PHP Reflection is your friend

Reflection / introspection is that thing you don't need until you do. And when you do, you generally forget it's there. In a nutshell, reflection allows you to look at a class or a class method and show it's structure to your code.

We use it in two places in the CASH Music codebase, and it's invaluable in both.

First is core framework routing. Ours is a complicated beast with multiple layers of abstraction. The core framework is designed to work with a request/response workflow, and we want it to be as dev-friendly as possible. So to make a call you simple instantiate a new request object, passing it a keyed array containing your parameters, including action type. The action type is matched to a class and function, which is analyzed. The array can contain parameters in any order, and as long as the required parameters are found we can reorder, set defaults, and call the helper function that does all the work.

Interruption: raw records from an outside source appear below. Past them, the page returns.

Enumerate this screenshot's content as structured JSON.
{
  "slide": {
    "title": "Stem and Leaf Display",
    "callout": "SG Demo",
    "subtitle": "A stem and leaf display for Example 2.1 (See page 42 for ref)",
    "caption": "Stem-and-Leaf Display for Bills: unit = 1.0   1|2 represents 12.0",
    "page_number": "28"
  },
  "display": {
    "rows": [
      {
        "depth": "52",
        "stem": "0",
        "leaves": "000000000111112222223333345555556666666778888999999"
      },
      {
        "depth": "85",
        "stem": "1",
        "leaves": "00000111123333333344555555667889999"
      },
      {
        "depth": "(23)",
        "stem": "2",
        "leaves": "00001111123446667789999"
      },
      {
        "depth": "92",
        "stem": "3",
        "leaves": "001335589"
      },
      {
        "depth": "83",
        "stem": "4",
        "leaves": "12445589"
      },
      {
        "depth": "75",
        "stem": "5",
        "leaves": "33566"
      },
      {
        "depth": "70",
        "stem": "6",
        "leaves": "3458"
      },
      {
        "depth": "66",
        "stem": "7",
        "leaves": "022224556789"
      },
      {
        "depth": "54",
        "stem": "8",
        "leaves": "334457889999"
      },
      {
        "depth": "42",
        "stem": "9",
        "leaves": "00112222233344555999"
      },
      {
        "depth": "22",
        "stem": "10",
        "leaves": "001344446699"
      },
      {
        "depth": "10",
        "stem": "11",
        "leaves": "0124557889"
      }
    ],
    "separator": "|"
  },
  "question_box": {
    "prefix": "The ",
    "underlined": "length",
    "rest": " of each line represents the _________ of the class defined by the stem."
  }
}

The second use case is a little more common: documentation. Our docs generator pulls out doc blocks then finds an accurate list of parameters using basic reflection — always up to date and accurate, even when some asshole like me doesn't comment a function all too well.

The basics look a little like this:

$m = new ReflectionMethod($class_name, $method->getName());
$params = $m->getParameters();
foreach ($params as $param) {
    //$param is an instance of ReflectionParameter
    $param->getName(); // parameter name / string
    $param->isOptional(); // optional / bool
}

More on framework routing later. But take a good look at Reflection...in certain situations it's insanely helpful.